Forum Moderators: open

Message Too Old, No Replies

Database Design

         

petachok

1:50 pm on May 23, 2008 (gmt 0)

10+ Year Member



Hello,

I was wondering if someone could help me with a design of a database. Everyday I run certain scripts that update the database with certain information. This information is recorded in my tables with a "date" attached to every entry. The problem with this is that this information is usually the same from day to day, and is just copied in my tables with a new "date" field.

Although this is working for me right now, as you may imagine, the database fills up relatively quickly. I was wondering if it is possible to "track" the changes to the current data everyday, without having to copy the non-changing data everytime.

I, however, want to be able to run queries on the data at any point in history. For example, I want to be able to view the "status" of the database in say Dec 1st, 2005.

If you guys have any suggestions please let me know,

Thanks

physics

4:06 pm on May 23, 2008 (gmt 0)

WebmasterWorld Senior Member 10+ Year Member



It sounds like what you want is a bit of database normalization.

Say your tables are now:

locationanddate
-----------
place,date
-----------
us,20080520
us,20080521
uk,20080522

A normalized version of this would be:

location
--------
id_location,place
1,us
2,uk

and a second table

location_dates
----------------
id_location,date
----------------
1,20080520
1,20080521
2,20080522

In this example it looks trivial, but if you have a lot of information rather than just us/uk then it will save space, etc.
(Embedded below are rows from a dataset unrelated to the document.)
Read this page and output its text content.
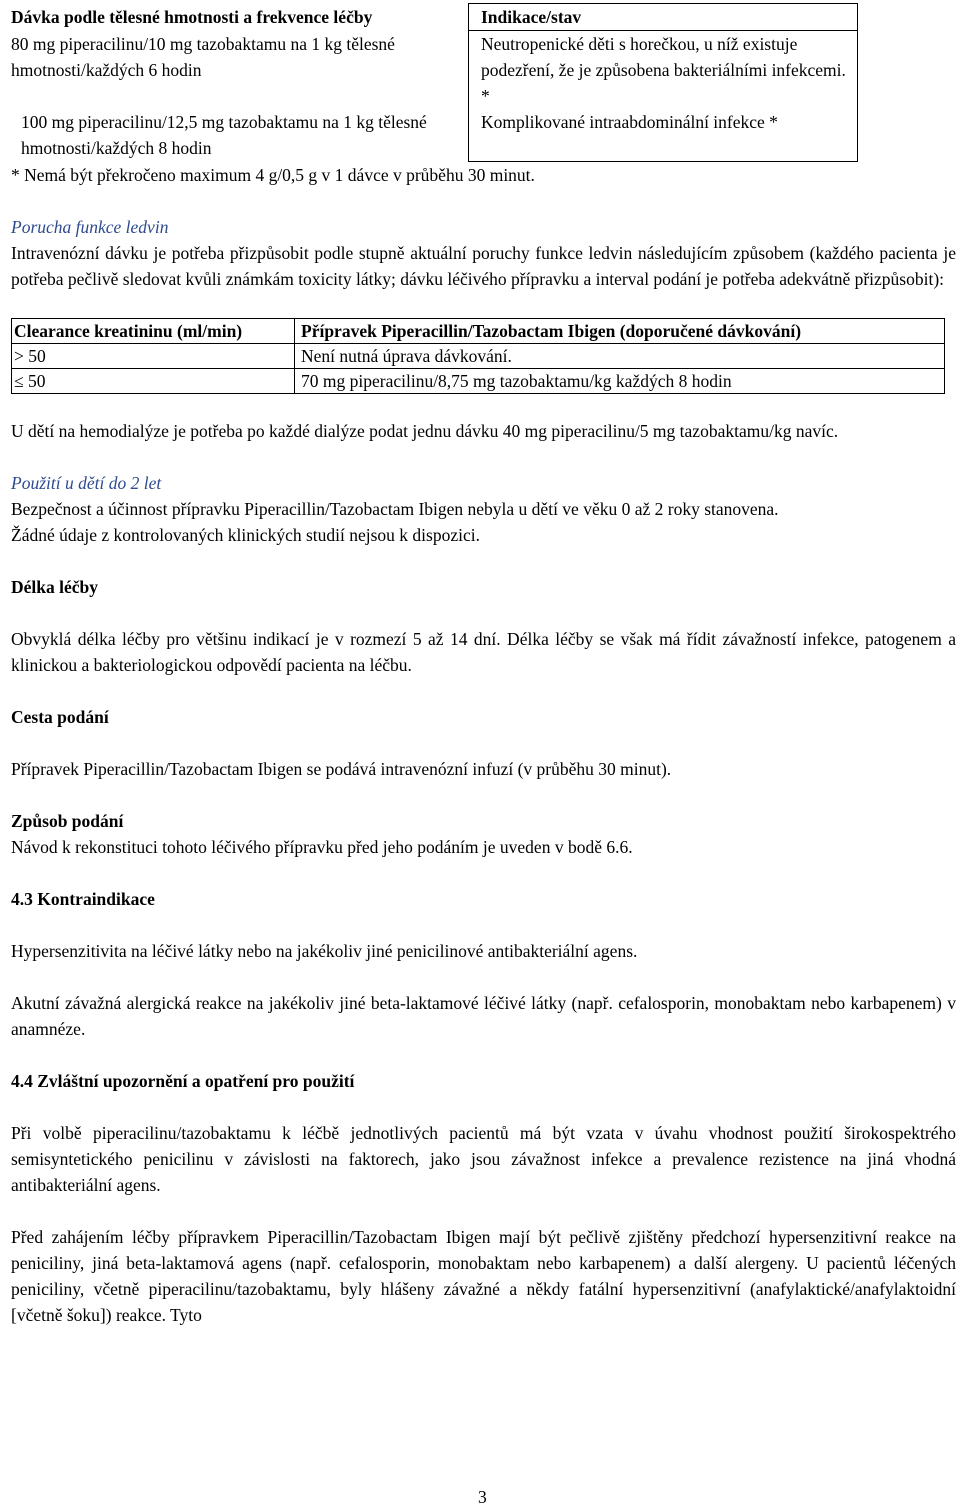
Dávka podle tělesné hmotnosti a frekvence léčby	Indikace/stav
80 mg piperacilinu/10 mg tazobaktamu na 1 kg tělesné hmotnosti/každých 6 hodin	Neutropenické děti s horečkou, u níž existuje podezření, že je způsobena bakteriálními infekcemi. *
100 mg piperacilinu/12,5 mg tazobaktamu na 1 kg tělesné hmotnosti/každých 8 hodin	Komplikované intraabdominální infekce *

* Nemá být překročeno maximum 4 g/0,5 g v 1 dávce v průběhu 30 minut.

Porucha funkce ledvin

Intravenózní dávku je potřeba přizpůsobit podle stupně aktuální poruchy funkce ledvin následujícím způsobem (každého pacienta je potřeba pečlivě sledovat kvůli známkám toxicity látky; dávku léčivého přípravku a interval podání je potřeba adekvátně přizpůsobit):

Clearance kreatininu (ml/min)	Přípravek Piperacillin/Tazobactam Ibigen (doporučené dávkování)
> 50	Není nutná úprava dávkování.
≤ 50	70 mg piperacilinu/8,75 mg tazobaktamu/kg každých 8 hodin

U dětí na hemodialýze je potřeba po každé dialýze podat jednu dávku 40 mg piperacilinu/5 mg tazobaktamu/kg navíc.

Použití u dětí do 2 let

Bezpečnost a účinnost přípravku Piperacillin/Tazobactam Ibigen nebyla u dětí ve věku 0 až 2 roky stanovena.

Žádné údaje z kontrolovaných klinických studií nejsou k dispozici.

Délka léčby

Obvyklá délka léčby pro většinu indikací je v rozmezí 5 až 14 dní. Délka léčby se však má řídit závažností infekce, patogenem a klinickou a bakteriologickou odpovědí pacienta na léčbu.

Cesta podání

Přípravek Piperacillin/Tazobactam Ibigen se podává intravenózní infuzí (v průběhu 30 minut).

Způsob podání

Návod k rekonstituci tohoto léčivého přípravku před jeho podáním je uveden v bodě 6.6.

4.3 Kontraindikace

Hypersenzitivita na léčivé látky nebo na jakékoliv jiné penicilinové antibakteriální agens.

Akutní závažná alergická reakce na jakékoliv jiné beta-laktamové léčivé látky (např. cefalosporin, monobaktam nebo karbapenem) v anamnéze.

4.4 Zvláštní upozornění a opatření pro použití

Při volbě piperacilinu/tazobaktamu k léčbě jednotlivých pacientů má být vzata v úvahu vhodnost použití širokospektrého semisyntetického penicilinu v závislosti na faktorech, jako jsou závažnost infekce a prevalence rezistence na jiná vhodná antibakteriální agens.

Před zahájením léčby přípravkem Piperacillin/Tazobactam Ibigen mají být pečlivě zjištěny předchozí hypersenzitivní reakce na peniciliny, jiná beta-laktamová agens (např. cefalosporin, monobaktam nebo karbapenem) a další alergeny. U pacientů léčených peniciliny, včetně piperacilinu/tazobaktamu, byly hlášeny závažné a někdy fatální hypersenzitivní (anafylaktické/anafylaktoidní [včetně šoku]) reakce. Tyto

3
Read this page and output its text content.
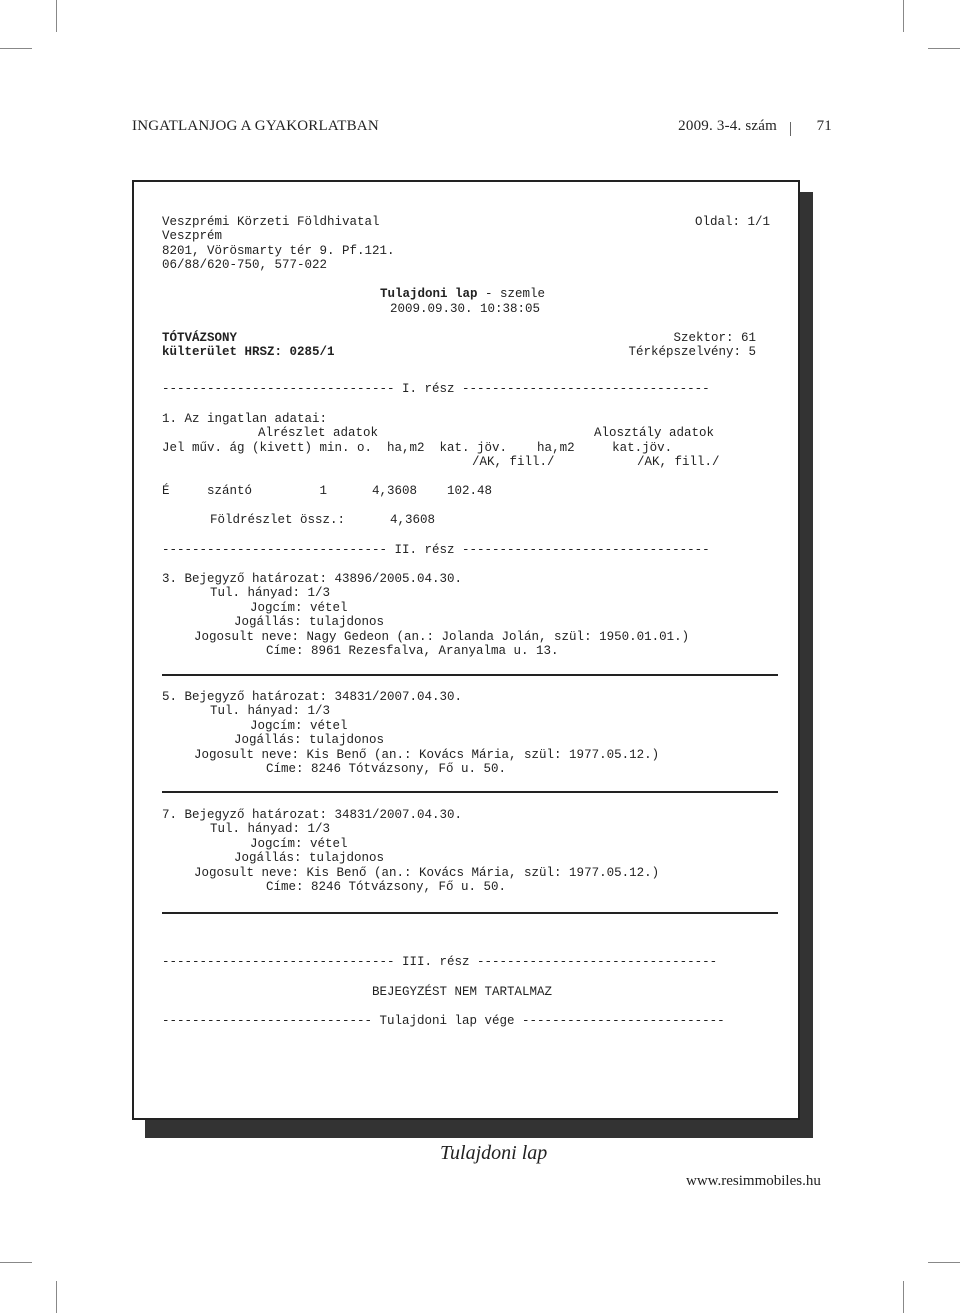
INGATLANJOG A GYAKORLATBAN	2009. 3-4. szám	71
Veszprémi Körzeti Földhivatal	Oldal: 1/1
Veszprém
8201, Vörösmarty tér 9. Pf.121.
06/88/620-750, 577-022
Tulajdoni lap - szemle
2009.09.30. 10:38:05
TÓTVÁZSONY	Szektor: 61
külterület HRSZ: 0285/1	Térképszelvény: 5
------------------------------- I. rész ---------------------------------
1. Az ingatlan adatai:
Alrészlet adatok	Alosztály adatok
Jel műv. ág (kivett) min. o.  ha,m2  kat. jöv.    ha,m2     kat.jöv.
/AK, fill./           /AK, fill./
É     szántó         1      4,3608    102.48
Földrészlet össz.:      4,3608
------------------------------ II. rész ---------------------------------
3. Bejegyző határozat: 43896/2005.04.30.
Tul. hányad: 1/3
Jogcím: vétel
Jogállás: tulajdonos
Jogosult neve: Nagy Gedeon (an.: Jolanda Jolán, szül: 1950.01.01.)
Címe: 8961 Rezesfalva, Aranyalma u. 13.
5. Bejegyző határozat: 34831/2007.04.30.
Tul. hányad: 1/3
Jogcím: vétel
Jogállás: tulajdonos
Jogosult neve: Kis Benő (an.: Kovács Mária, szül: 1977.05.12.)
Címe: 8246 Tótvázsony, Fő u. 50.
7. Bejegyző határozat: 34831/2007.04.30.
Tul. hányad: 1/3
Jogcím: vétel
Jogállás: tulajdonos
Jogosult neve: Kis Benő (an.: Kovács Mária, szül: 1977.05.12.)
Címe: 8246 Tótvázsony, Fő u. 50.
------------------------------- III. rész --------------------------------
BEJEGYZÉST NEM TARTALMAZ
---------------------------- Tulajdoni lap vége ---------------------------
Tulajdoni lap
www.resimmobiles.hu
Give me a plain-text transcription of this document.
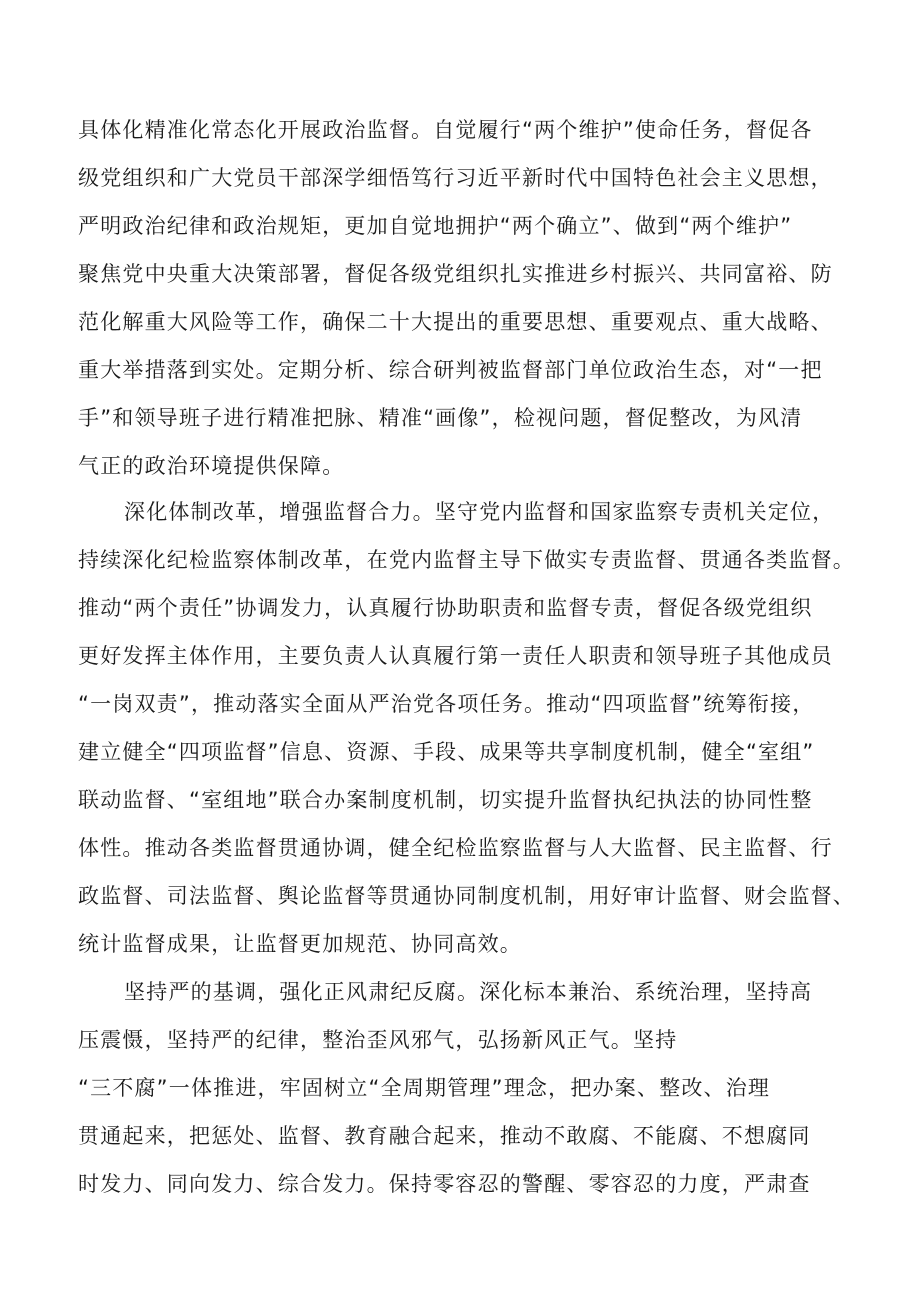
具体化精准化常态化开展政治监督。自觉履行“两个维护”使命任务，督促各
级党组织和广大党员干部深学细悟笃行习近平新时代中国特色社会主义思想，
严明政治纪律和政治规矩，更加自觉地拥护“两个确立”、做到“两个维护”
聚焦党中央重大决策部署，督促各级党组织扎实推进乡村振兴、共同富裕、防
范化解重大风险等工作，确保二十大提出的重要思想、重要观点、重大战略、
重大举措落到实处。定期分析、综合研判被监督部门单位政治生态，对“一把
手”和领导班子进行精准把脉、精准“画像”，检视问题，督促整改，为风清
气正的政治环境提供保障。
深化体制改革，增强监督合力。坚守党内监督和国家监察专责机关定位，
持续深化纪检监察体制改革，在党内监督主导下做实专责监督、贯通各类监督。
推动“两个责任”协调发力，认真履行协助职责和监督专责，督促各级党组织
更好发挥主体作用，主要负责人认真履行第一责任人职责和领导班子其他成员
“一岗双责”，推动落实全面从严治党各项任务。推动“四项监督”统筹衔接，
建立健全“四项监督”信息、资源、手段、成果等共享制度机制，健全“室组”
联动监督、“室组地”联合办案制度机制，切实提升监督执纪执法的协同性整
体性。推动各类监督贯通协调，健全纪检监察监督与人大监督、民主监督、行
政监督、司法监督、舆论监督等贯通协同制度机制，用好审计监督、财会监督、
统计监督成果，让监督更加规范、协同高效。
坚持严的基调，强化正风肃纪反腐。深化标本兼治、系统治理，坚持高
压震慑，坚持严的纪律，整治歪风邪气，弘扬新风正气。坚持
“三不腐”一体推进，牢固树立“全周期管理”理念，把办案、整改、治理
贯通起来，把惩处、监督、教育融合起来，推动不敢腐、不能腐、不想腐同
时发力、同向发力、综合发力。保持零容忍的警醒、零容忍的力度，严肃查
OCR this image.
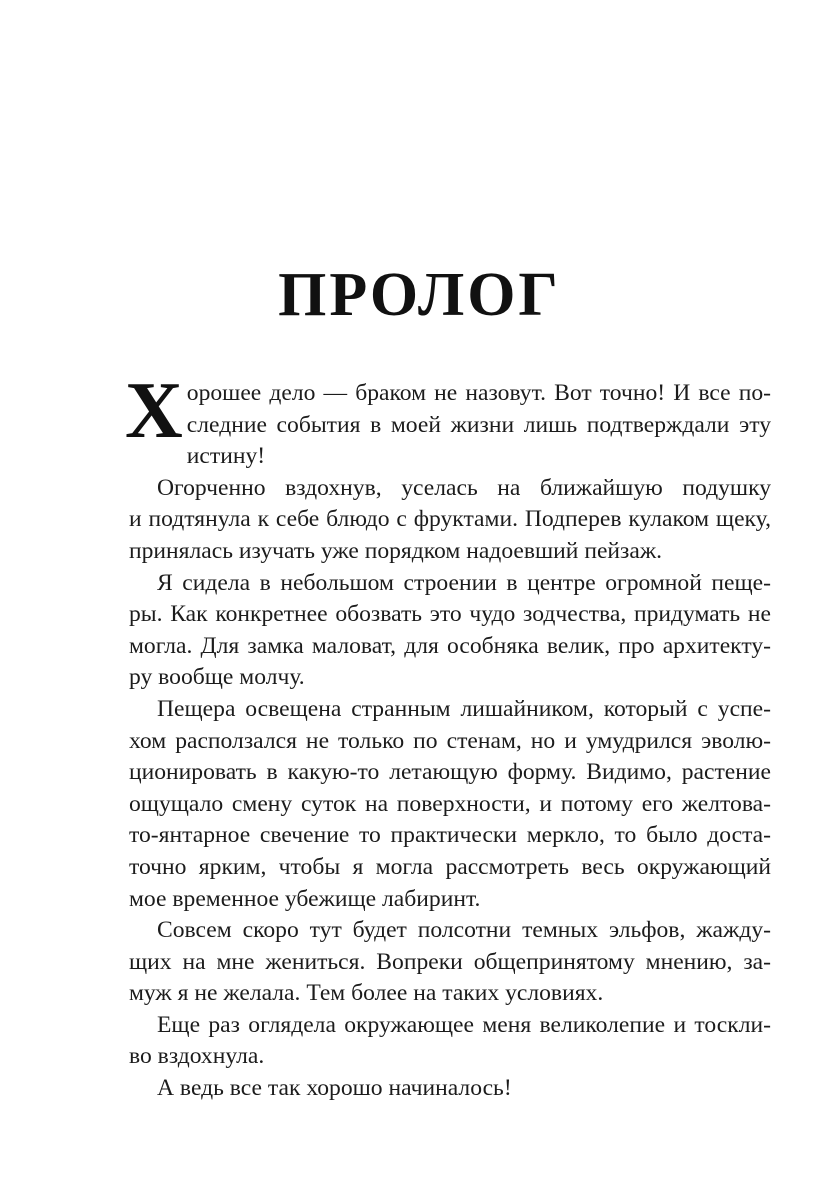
ПРОЛОГ

Х орошее дело — браком не назовут. Вот точно! И все по-
следние события в моей жизни лишь подтверждали эту
истину!

Огорченно вздохнув, уселась на ближайшую подушку
и подтянула к себе блюдо с фруктами. Подперев кулаком щеку,
принялась изучать уже порядком надоевший пейзаж.

Я сидела в небольшом строении в центре огромной пеще-
ры. Как конкретнее обозвать это чудо зодчества, придумать не
могла. Для замка маловат, для особняка велик, про архитекту-
ру вообще молчу.

Пещера освещена странным лишайником, который с успе-
хом расползался не только по стенам, но и умудрился эволю-
ционировать в какую-то летающую форму. Видимо, растение
ощущало смену суток на поверхности, и потому его желтова-
то-янтарное свечение то практически меркло, то было доста-
точно ярким, чтобы я могла рассмотреть весь окружающий
мое временное убежище лабиринт.

Совсем скоро тут будет полсотни темных эльфов, жажду-
щих на мне жениться. Вопреки общепринятому мнению, за-
муж я не желала. Тем более на таких условиях.

Еще раз оглядела окружающее меня великолепие и тоскли-
во вздохнула.

А ведь все так хорошо начиналось!
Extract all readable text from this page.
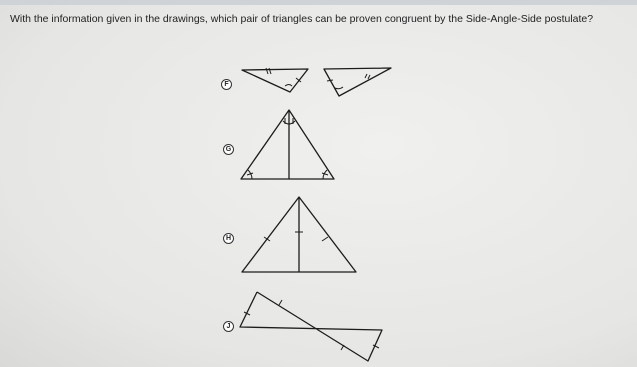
With the information given in the drawings, which pair of triangles can be proven congruent by the Side-Angle-Side postulate?
F
G
H
J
Use joins to get at the data.

[databasejournal.com...]

[dev.mysql.com...]

petachok

4:51 pm on May 23, 2008 (gmt 0)

10+ Year Member



Hey,

I think I am normalizing the tables, but the problem is slightly different. Take this for example:

user_info table:
user_id
name
info
etc. etc...

location table:
location_id
location

user_location:
user_id
location_id
date

for the user_location table I need to keep history of the locations of the user for each date, and need to be able to query it at any time.

Since there are a lot of users that I update everyday, that table grows very very quickly.

Thanks for the help

petachok

4:53 pm on May 23, 2008 (gmt 0)

10+ Year Member



Oh and just to clarify, for the last table, the locations for each user don't change often on a daily basis. Which is why I mean a lot of the info is copied.

physics

5:36 pm on May 23, 2008 (gmt 0)

WebmasterWorld Senior Member 10+ Year Member



petachok, that looks like a good structure to me :)

petachok

5:49 pm on May 23, 2008 (gmt 0)

10+ Year Member



Yes that's what I thought too at first. However that table grows by 3000 entries a day. Right now, querying that table is taking forever.

Perhaps I am getting the primary key / index structure for the tables all wrong. Would you be able to suggest to me which fields to index, which to make primary / foreign keys, etc.

Maybe that will make my queries faster.

Thanks for the help

physics

7:18 pm on May 23, 2008 (gmt 0)

WebmasterWorld Senior Member 10+ Year Member



What SQL query are you running right now? Can you paste it here?

petachok

8:03 pm on May 23, 2008 (gmt 0)

10+ Year Member



That is not my exact table structure, but I am running something similar to:

SELECT name, location FROM user_info a, location_table b, user_location c WHERE a.user_id = c.user_id AND b.location_id = c.location_id AND date = 'somedate' AND name='somename'

leadegroot

11:43 pm on May 23, 2008 (gmt 0)

WebmasterWorld Senior Member 10+ Year Member



That should be fairly quick - the queries shouldn't take a while to run, although, yes, disk space could start to be an issue.
If performance were the main worry, I would examine the indexes of the tables to make sure the queries are efficient. Have you run an EXPLAIN on the query?

To address the storage size issue -
You could make the user_location table hold columns:
user_id
location_id
from_date
to_date
but it would make your queries more complex and I have had query performance issues with this sort of structure before

petachok

4:24 pm on May 25, 2008 (gmt 0)

10+ Year Member



Thanks for the help guys.

I also came across this idea:

Have a base table with the "current" data, and a history table that logs all the changes. For example:

Base Table:
pk
data

History Table:
pk
timestamp
oldvalue
change (update, delete, or insert)

When you update, delete, or insert records in the base table, the history table is modified.

The problem I see with this is querying the data. Say you want to query data that is 3 years old. Would it be possible to restore the base table (or create a temp table) to the same status it was 3 years ago and then run queries against it?

Would this idea be inefficient?

Any suggestions are appreciated, Thanks.